Final Cut Pro: What is a Multiclip?

Final Cut Pro has had a multiclip function since its early inception, and while there were some problems with the system initially, the multiclip function works just as well as any other part of the Final Cut Pro creation. Some of the functions of a multiclip may not be familiar to the average user, but so long as you are familiar with the basic principle of cut and paste, you should be able to create a decent multiclip.

Multiclip Functions

Multiclip uses more than one camera to produce a series of clips, which are then played at the same time. It is possible to play more than 100 clips together using multiclip, although it is more reasonable to use only three or four tracks. Rather than layering the clips over each other, as you would with two cameras focused upon a single point, the user needs to play the pictures simultaneously.
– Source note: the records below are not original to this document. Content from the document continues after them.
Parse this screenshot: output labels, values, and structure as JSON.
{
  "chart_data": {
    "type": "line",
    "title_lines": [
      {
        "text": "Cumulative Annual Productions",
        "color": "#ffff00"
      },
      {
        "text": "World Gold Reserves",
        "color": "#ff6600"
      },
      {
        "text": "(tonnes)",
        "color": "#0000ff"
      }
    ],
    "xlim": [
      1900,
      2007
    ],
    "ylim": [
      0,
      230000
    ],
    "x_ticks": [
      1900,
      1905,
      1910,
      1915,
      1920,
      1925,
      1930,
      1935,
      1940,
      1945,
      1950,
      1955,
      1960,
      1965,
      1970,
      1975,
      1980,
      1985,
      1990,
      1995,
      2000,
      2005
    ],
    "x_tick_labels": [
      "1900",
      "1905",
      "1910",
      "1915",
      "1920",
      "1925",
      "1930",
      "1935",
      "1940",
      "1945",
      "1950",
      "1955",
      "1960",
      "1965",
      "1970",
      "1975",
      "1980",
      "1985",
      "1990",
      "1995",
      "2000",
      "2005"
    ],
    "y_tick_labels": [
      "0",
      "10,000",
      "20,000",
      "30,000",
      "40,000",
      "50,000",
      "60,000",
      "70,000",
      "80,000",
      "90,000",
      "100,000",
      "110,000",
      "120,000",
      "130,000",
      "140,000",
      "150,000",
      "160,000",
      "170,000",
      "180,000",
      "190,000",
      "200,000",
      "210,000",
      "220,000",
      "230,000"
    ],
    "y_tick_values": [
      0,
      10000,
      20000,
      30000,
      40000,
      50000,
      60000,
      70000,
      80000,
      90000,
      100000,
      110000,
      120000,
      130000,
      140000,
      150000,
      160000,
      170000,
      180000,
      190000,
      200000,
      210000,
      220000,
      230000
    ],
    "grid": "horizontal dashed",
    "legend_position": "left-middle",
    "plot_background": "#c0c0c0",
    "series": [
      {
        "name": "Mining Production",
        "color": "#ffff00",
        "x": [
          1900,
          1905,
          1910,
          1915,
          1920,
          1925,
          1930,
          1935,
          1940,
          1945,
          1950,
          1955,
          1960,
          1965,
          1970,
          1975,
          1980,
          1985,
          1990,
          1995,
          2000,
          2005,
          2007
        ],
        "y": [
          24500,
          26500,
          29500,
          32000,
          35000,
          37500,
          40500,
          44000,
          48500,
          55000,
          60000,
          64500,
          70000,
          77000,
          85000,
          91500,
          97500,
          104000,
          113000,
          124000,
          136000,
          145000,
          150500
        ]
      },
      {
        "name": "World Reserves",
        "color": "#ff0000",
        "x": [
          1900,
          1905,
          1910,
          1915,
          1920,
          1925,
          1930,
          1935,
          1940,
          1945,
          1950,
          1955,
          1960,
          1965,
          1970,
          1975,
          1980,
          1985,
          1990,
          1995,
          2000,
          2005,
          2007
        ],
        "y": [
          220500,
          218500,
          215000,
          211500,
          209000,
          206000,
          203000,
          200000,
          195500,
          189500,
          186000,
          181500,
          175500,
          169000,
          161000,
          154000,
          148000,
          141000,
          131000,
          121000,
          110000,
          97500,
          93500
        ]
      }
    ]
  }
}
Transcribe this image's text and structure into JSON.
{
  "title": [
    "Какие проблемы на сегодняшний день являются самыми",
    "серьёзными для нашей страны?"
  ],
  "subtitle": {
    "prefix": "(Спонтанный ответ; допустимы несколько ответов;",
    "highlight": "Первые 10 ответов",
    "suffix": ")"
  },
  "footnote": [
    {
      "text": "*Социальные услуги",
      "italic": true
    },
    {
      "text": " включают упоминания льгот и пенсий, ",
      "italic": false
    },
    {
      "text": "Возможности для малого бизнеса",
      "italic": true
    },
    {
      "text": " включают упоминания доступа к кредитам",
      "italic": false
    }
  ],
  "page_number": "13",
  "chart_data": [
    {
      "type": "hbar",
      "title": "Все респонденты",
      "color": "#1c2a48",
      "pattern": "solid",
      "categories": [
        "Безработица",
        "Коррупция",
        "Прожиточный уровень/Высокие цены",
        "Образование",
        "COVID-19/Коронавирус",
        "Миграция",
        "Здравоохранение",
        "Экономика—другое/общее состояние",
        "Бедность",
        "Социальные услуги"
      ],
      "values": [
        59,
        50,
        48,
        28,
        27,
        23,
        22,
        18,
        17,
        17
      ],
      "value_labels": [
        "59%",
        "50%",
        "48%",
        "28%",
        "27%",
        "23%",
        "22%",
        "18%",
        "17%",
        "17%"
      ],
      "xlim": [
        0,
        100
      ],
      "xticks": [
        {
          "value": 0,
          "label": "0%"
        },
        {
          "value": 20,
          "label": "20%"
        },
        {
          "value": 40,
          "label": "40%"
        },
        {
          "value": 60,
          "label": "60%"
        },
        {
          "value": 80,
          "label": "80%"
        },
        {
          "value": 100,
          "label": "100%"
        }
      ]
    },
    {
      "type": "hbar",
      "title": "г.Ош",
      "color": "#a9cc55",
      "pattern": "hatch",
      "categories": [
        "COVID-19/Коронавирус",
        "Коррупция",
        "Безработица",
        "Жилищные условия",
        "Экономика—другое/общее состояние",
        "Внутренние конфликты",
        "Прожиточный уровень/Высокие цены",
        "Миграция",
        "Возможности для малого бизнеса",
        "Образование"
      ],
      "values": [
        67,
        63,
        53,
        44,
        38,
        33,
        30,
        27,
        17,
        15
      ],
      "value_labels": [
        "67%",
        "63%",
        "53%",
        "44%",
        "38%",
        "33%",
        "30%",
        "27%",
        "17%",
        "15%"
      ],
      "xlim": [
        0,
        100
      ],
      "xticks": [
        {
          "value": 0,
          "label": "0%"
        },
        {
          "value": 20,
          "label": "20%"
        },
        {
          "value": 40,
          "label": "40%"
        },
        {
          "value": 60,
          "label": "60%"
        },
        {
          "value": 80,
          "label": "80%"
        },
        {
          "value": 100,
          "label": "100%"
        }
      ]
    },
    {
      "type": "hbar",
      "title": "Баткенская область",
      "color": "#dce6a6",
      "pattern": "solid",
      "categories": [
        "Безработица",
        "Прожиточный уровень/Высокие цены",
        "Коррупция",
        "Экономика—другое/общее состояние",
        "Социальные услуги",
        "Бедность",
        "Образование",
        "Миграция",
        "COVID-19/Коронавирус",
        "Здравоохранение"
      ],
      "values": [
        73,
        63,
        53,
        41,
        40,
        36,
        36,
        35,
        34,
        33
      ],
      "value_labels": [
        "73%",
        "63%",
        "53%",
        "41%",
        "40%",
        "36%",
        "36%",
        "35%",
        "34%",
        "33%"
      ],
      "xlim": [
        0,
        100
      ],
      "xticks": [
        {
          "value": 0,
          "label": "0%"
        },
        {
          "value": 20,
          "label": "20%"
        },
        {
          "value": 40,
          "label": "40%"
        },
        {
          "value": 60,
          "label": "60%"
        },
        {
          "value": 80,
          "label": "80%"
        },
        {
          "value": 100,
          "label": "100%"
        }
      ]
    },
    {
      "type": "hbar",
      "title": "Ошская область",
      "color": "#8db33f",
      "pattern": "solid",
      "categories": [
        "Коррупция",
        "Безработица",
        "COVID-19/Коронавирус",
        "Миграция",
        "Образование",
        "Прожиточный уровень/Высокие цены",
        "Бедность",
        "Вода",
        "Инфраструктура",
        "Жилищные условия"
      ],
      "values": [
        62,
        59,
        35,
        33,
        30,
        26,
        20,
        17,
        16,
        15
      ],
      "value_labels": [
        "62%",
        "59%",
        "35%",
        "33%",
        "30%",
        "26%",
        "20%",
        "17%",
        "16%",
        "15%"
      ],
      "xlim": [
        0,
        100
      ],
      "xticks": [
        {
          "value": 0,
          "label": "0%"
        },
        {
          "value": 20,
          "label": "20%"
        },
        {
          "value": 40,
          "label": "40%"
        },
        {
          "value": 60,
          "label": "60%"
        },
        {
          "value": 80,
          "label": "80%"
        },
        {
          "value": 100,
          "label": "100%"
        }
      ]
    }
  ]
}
This can be done very simply using Final Cut Pro.

Preparing the Clips

In order to make the clips work in the program, you will need to ensure that they have the same ratios and bits in their pictures, and that there is no conflict between the types of movie file that they have been saved under. If necessary, edit all of the files before you start using multiclip, and save them in the same system under one folder. This will make them easy to access when you come to using them.

Pick One Point

You need to pick one point in your clips which is the same in each different angle. It is this point which will help you to create the synchronicity, which ensures that your multiclip film works as a piece of art. You can use a camera flash, an animal or a color which appears to focus all of your clips. Use an In or Out marker to indicate the place where you have located this one point.

Using the Multiclip Dialog Box

The first place that you should look when you open multiclip is the dialog box. This box will help you to make the multiclips, and allow you to tell your Final Cut Pro software how you want the clips to be synchronized. You can synchronize your clips in one of three ways: by using the In marker as the starting point, the Out Marker, or by using the timecode. This will ensure that all of your clips play at the same rate.

Check Your Pictures Using Multiclip

You can check your pictures using the viewer window. Run all of your clips together, so that you can ensure that they run at the same time. You should ensure that the timelines for each event match up, and if you spot any particular problems with your timeline, remove the multiclips from the viewer, and take them back to the browser or timeline windows.